Most RTKs are single-pass transmembrane proteins.
Have ligand-binding domain on the extracellular side.
Have tyrosine kinase domain on the intracellular side.
Receptors for insulin.
Receptors for growth factors e.g. EGF, PDGF.
Receptor molecules exist in monomeric form.
Activation and Signaling
Binding of the ligand
Two receptor molecules come together and form a dimer
Kinase domain of one receptor molecule phosphorylates tyrosine residues on the other receptor molecule
Formation of phosphotyrosine (pY) motifs
Binding of SH2 domain-containing protein. E.g:
• GRB2 ⟶ Leads to MAPK pathway
• PI3K ⟶ Leads to PI3K pathway
Process from activation of receptor to the recruitment of GRB2 as explained above
GRB2 attracts SOS (Son of Sevenless)
SOS activates Ras
Ras activates Raf-1 (MAP kinase kinase kinase)

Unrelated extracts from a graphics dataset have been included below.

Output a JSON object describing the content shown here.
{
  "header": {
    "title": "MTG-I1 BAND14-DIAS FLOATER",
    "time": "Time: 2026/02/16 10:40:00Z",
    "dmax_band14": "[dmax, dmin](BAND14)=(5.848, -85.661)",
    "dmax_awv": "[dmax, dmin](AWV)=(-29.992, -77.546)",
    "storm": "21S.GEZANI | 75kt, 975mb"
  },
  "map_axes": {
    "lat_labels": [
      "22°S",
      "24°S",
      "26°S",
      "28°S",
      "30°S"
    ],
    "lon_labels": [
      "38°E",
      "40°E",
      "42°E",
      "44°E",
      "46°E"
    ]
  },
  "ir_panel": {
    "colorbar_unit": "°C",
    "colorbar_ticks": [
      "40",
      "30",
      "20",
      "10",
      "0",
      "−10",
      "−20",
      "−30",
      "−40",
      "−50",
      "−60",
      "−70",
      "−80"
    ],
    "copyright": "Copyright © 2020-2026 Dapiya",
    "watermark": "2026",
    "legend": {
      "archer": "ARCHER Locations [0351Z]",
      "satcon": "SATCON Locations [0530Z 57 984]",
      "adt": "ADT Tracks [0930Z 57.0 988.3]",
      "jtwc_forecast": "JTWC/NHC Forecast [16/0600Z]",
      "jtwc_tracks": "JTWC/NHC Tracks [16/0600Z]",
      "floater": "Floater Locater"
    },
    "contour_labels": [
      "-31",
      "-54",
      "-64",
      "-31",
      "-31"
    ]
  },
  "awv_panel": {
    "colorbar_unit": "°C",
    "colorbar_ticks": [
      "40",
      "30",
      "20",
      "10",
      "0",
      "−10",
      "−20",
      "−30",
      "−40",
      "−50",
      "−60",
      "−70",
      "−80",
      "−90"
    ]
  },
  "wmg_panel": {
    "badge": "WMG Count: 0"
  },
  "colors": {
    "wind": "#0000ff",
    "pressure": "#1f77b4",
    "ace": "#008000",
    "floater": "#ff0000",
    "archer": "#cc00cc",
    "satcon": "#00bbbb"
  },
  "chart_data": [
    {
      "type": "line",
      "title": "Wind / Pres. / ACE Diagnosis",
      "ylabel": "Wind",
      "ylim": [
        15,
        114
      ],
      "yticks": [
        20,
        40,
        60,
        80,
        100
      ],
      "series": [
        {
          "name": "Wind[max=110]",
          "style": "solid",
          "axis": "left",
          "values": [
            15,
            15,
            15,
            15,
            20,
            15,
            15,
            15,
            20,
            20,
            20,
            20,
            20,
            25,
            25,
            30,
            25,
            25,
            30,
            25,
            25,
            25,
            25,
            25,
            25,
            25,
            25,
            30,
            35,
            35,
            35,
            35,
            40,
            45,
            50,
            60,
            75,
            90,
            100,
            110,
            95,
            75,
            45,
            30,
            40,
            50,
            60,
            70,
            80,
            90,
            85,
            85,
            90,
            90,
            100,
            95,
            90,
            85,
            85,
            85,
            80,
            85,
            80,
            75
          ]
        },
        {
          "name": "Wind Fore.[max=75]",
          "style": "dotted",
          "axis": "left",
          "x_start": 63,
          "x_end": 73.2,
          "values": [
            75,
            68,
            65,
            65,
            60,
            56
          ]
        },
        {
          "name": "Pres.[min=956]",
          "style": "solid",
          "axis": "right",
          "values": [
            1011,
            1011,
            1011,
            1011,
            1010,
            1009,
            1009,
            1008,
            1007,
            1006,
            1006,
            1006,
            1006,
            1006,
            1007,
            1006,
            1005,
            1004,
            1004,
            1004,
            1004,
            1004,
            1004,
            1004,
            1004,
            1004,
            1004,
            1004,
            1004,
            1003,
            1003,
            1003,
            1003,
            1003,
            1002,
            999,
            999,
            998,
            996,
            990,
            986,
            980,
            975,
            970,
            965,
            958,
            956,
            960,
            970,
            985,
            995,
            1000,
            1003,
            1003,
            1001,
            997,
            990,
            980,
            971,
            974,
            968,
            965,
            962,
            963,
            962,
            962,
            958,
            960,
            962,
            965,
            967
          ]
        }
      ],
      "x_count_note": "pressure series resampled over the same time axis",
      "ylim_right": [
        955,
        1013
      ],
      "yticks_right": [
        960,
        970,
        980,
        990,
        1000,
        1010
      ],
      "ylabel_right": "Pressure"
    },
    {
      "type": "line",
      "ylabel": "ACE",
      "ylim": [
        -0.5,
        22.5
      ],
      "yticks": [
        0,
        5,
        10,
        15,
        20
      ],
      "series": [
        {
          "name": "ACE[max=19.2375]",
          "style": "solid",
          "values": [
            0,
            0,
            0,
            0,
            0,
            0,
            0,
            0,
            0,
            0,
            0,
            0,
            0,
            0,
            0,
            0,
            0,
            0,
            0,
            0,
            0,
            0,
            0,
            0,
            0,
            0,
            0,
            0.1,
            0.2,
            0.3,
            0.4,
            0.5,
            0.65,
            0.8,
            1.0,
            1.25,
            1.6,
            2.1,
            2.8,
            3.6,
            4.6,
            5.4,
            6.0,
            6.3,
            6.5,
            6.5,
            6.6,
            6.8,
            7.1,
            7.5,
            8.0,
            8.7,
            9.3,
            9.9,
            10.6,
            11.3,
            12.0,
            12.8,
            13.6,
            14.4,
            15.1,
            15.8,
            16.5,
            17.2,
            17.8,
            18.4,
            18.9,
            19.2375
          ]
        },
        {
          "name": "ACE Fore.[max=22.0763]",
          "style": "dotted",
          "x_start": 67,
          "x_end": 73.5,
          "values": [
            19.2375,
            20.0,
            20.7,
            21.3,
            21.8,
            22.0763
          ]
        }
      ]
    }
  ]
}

Raf-1 activates MEK (MAP kinase kinase)
MEK activates MAPK (MAP kinase)
Proteins involved in cytoskeletal assembly and cell-matrix interaction ⟶ change in cell morphology and cell migration.
Transcription factors ⟶ Increase or decrease in transcription of genes involved in cell survival and proliferation.
Process from activation of receptor to the recruitment of PI3K as explained above
Phosphorylates PIP2 in the membrane
PIP3 serves as a binding site for many proteins e.g, PDK1 (3-phosphoinositide-dependent kinase 1), PKC, or guanine nucleotide exchange factor Vav
Different protein has different downstream effect.